The number of people looking for work in Hartlepool fell last month.
New official labour market statistics show there were 2,735 people claiming out of work benefits in the town in November - a fall of 10 since October but up by 220 year-on-year.
There were 1,650 people claiming benefits in the Easington constituency, a fall of 35 since October but up 275 over the year; 1,310 in the Sedgefield area, down five on the previous month but up 165 over the year, and 2,300 in the Stockton North constituency, a rise of 35 on the month and 100 up over a year.
Across the North East, the number of people in work rose by 33,000 over the year, to 1,207,000 - but the claimant count is also up by 4,400 to 52,300, as more people have entered the jobs market.

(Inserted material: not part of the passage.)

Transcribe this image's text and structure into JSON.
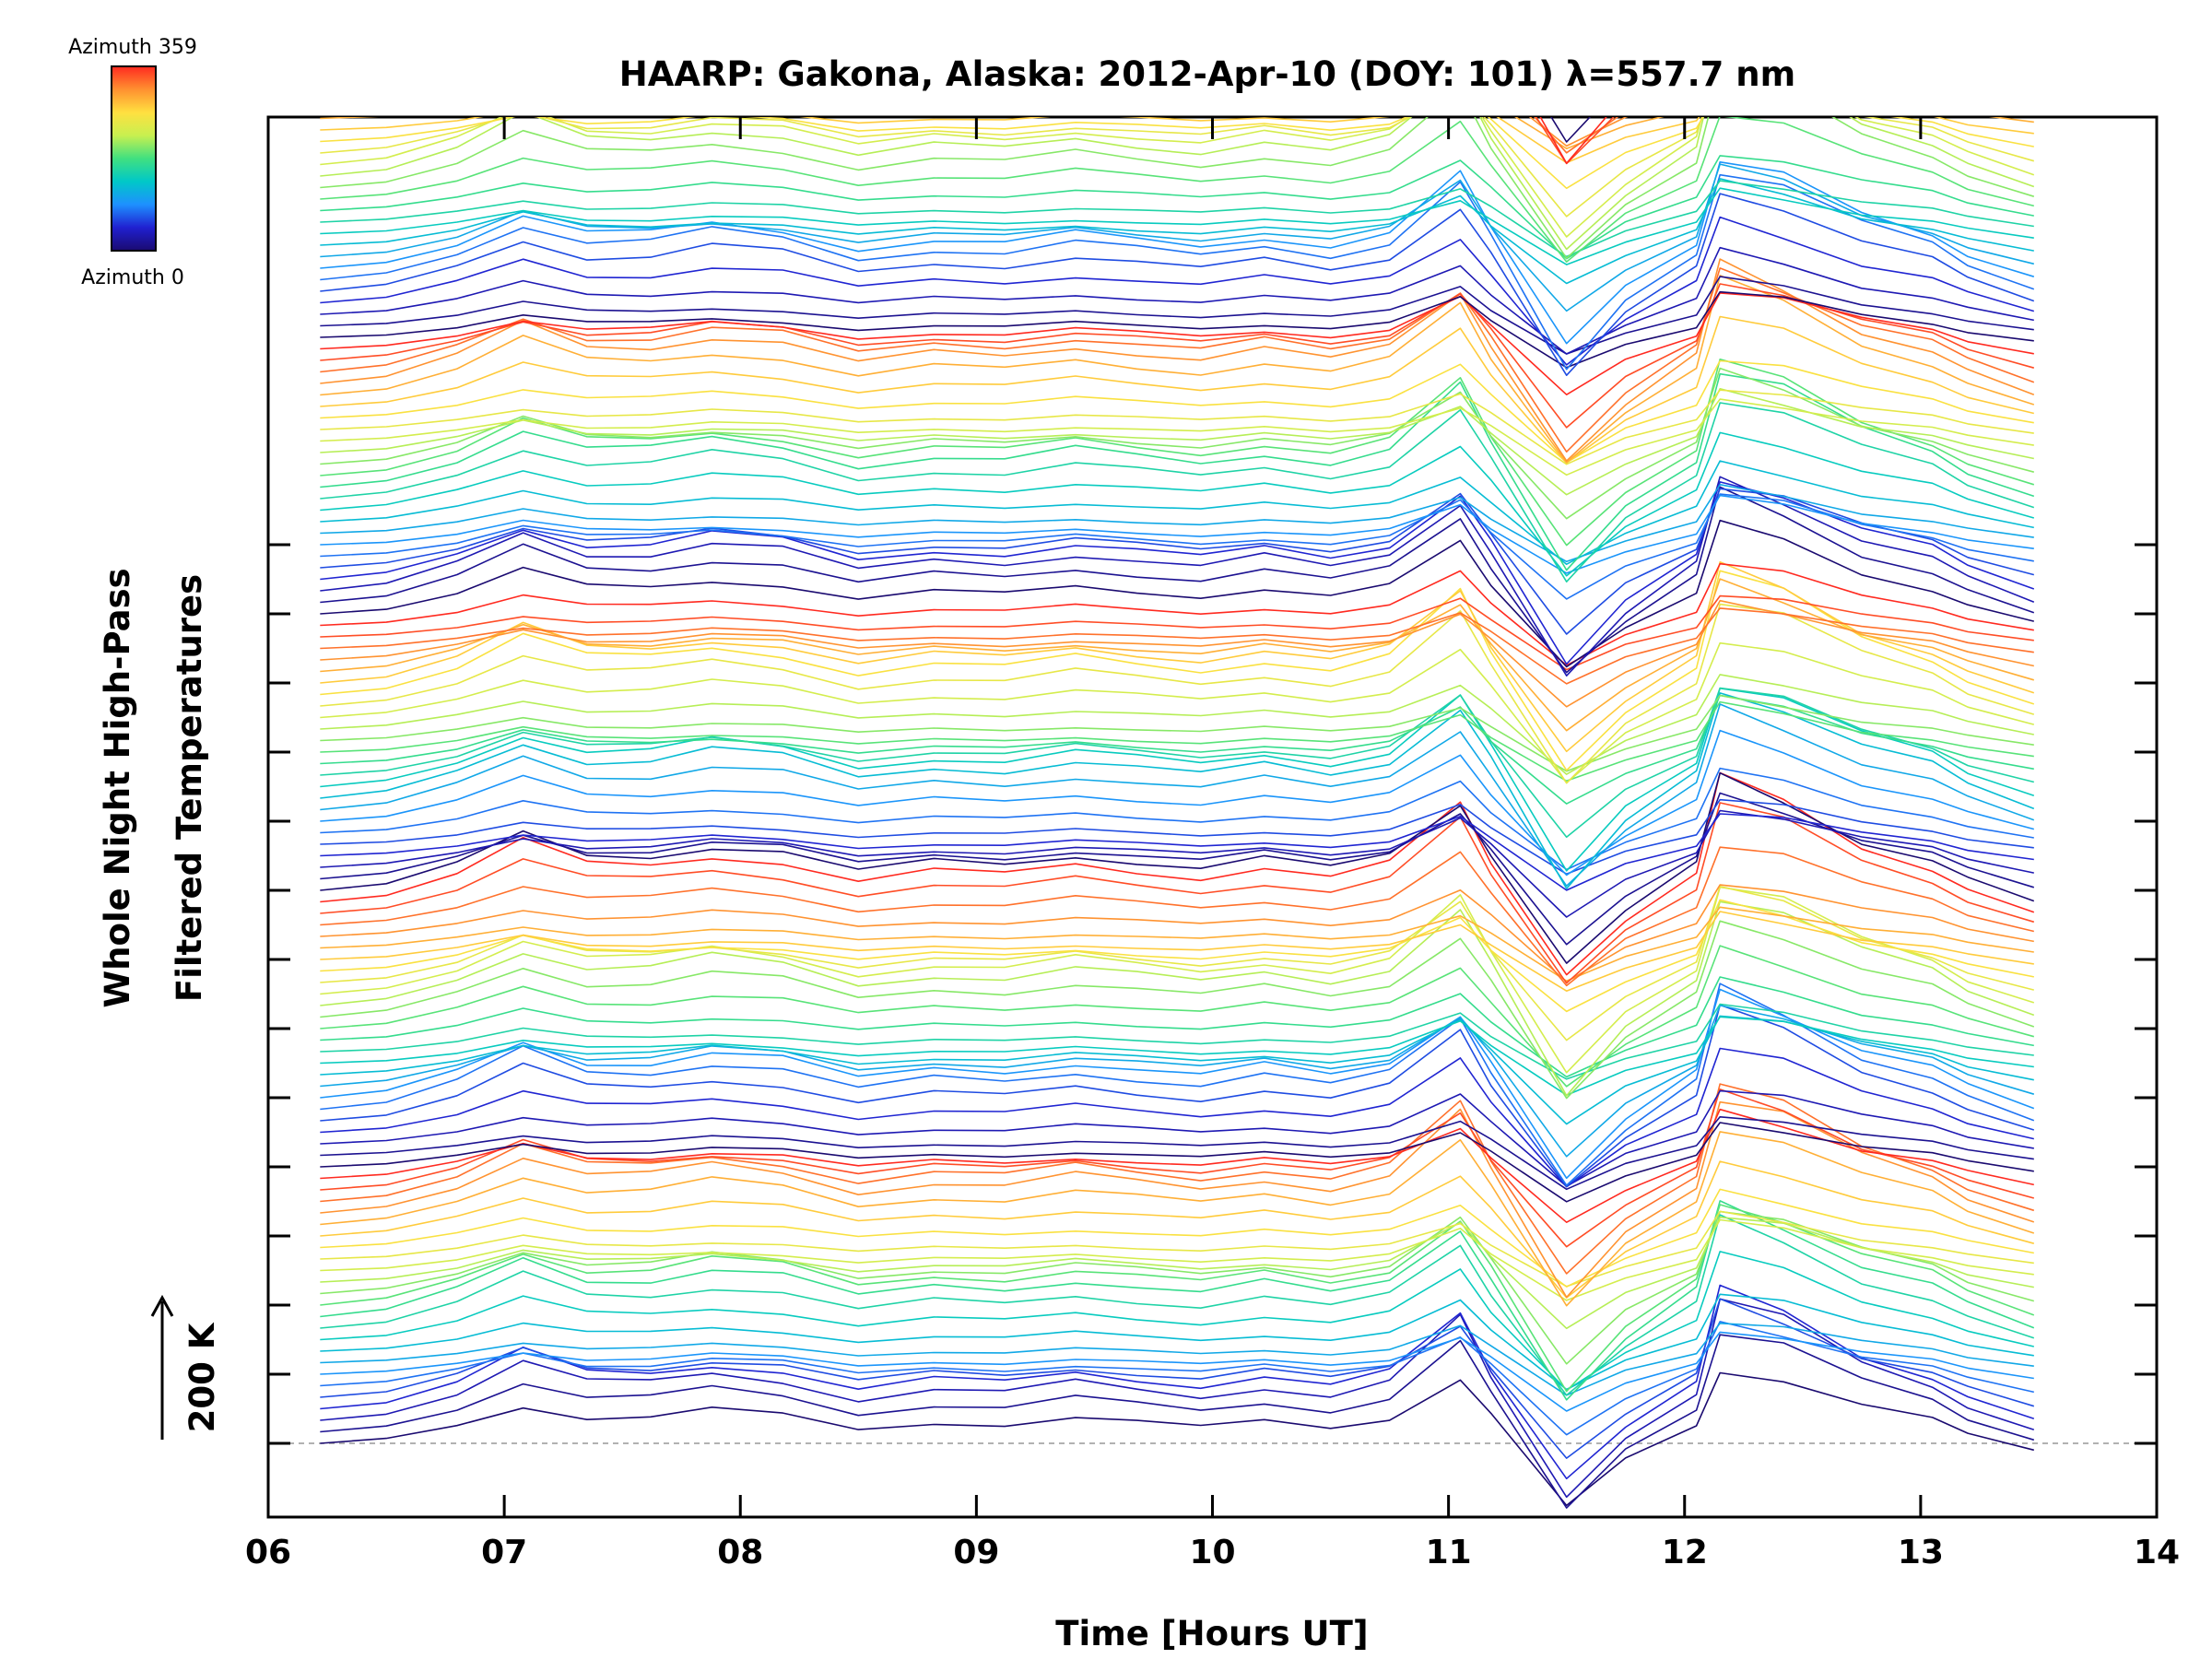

The number of people classed as ‘economically inactive’ in the region dropped by 10,000 to 399,000 over the last year.
Karen Houghton, of Hartlepool JobCentre, said the town’s employment market was buoyant.
The centre has recently worked with B&M, Frankie and Benny’s and WH Smith on recruitment.
“In terms of what is happening, it is all good,” she said.
North East England Chamber of Commerce police adviser Paul Carbert said: “The employment statistics show little change on the previous three months, but steady progress has been made over the past year on increasing employment and reducing unemployment.
“The North East saw the largest increase in the employment rate over the past year, and the largest fall in the unemployment rate. It is positive news that we end 2016 in a significantly better position than last year.
“There is more work to be done to match up skill levels in the workforce with the needs of employers, and the chamber will be supporting members in 2017 to upskill and retrain experienced workers and open up opportunities for the unemployed.
“We need to have a working North East where everyone contributes to our economy.”
North East Local Enterprise Partnership head of strategy and policy Richard Baker added: “Today’s statistics for the North East mirror those of the national economic picture which suggest a slowing down in the UK labour market over the last quarter.
“Whilst the position remains much improved on the position a year ago, employment numbers are currently largely static overall. Unemployment has fallen again slightly, while the numbers of people economically inactive has increased.
“Within the employment figures for the region, one detail is that we are seeing an increase in the number of people in full-time work which is encouraging, with a drop off in the numbers of people in part-time and temporary work.”